Cattrall became an Evening Standard vendor for the day at the Comedy Theatre, where she is appearing in Whose Life is it Anyway?

The actress, whose fee was wavered for the Tsunami appeal, also sold programmes, ice creams and tickets at the box office for the Visit London event.

She said: “This is not going to replace the day job. My job’s more fun.

“But we wanted to raise awareness of what’s going on in the West End.

“There’s so much happening artistically. I feel very connected to London.
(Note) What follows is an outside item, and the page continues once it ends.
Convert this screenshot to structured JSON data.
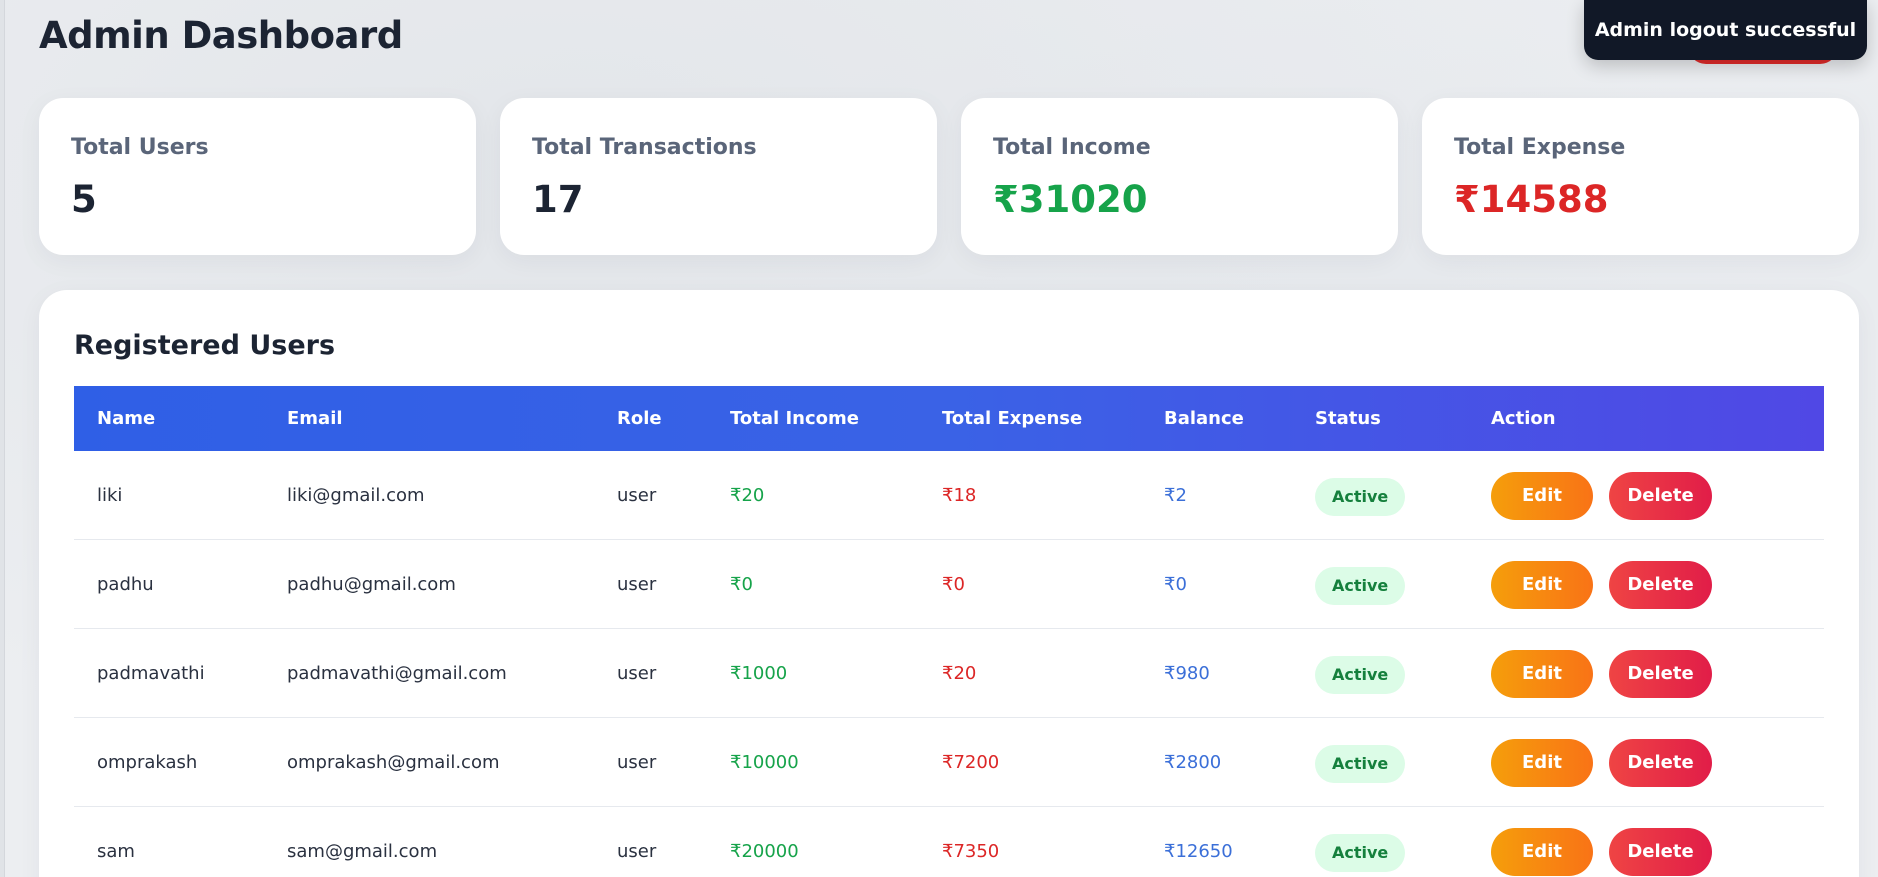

My first taste of theatre here was when I was ten-year’s old.

“Immersing myself in real London and sampling a true Londoner’s job is something not many actresses who come to the West End have the chance of doing.

“Samantha was a PR person so she would be glad I’m doing this.”

The initiative aims to encourage UK residents and Europeans to visit the capital.

Visit London deputy chief executive Sandra Elliott said: “Kim Cattrall and Joshua Jackson are just two major international stars that can be seen performing in London in 2005.

“This event is one of four previewing what London has to offer in 2005.

“It aims to showcase the big names starring in the West End, draw attention to the 16 new West End shows due to open this year and the city’s 100 plus theatres, fringe theatre and street performances.”

London mayor Ken Livingstone said: “With many of London’s theatres featuring Hollywood’s A-list as well as the best of British up and coming stars of the future, London’s theatreland has more to offer its visitors in 2005 than ever before.”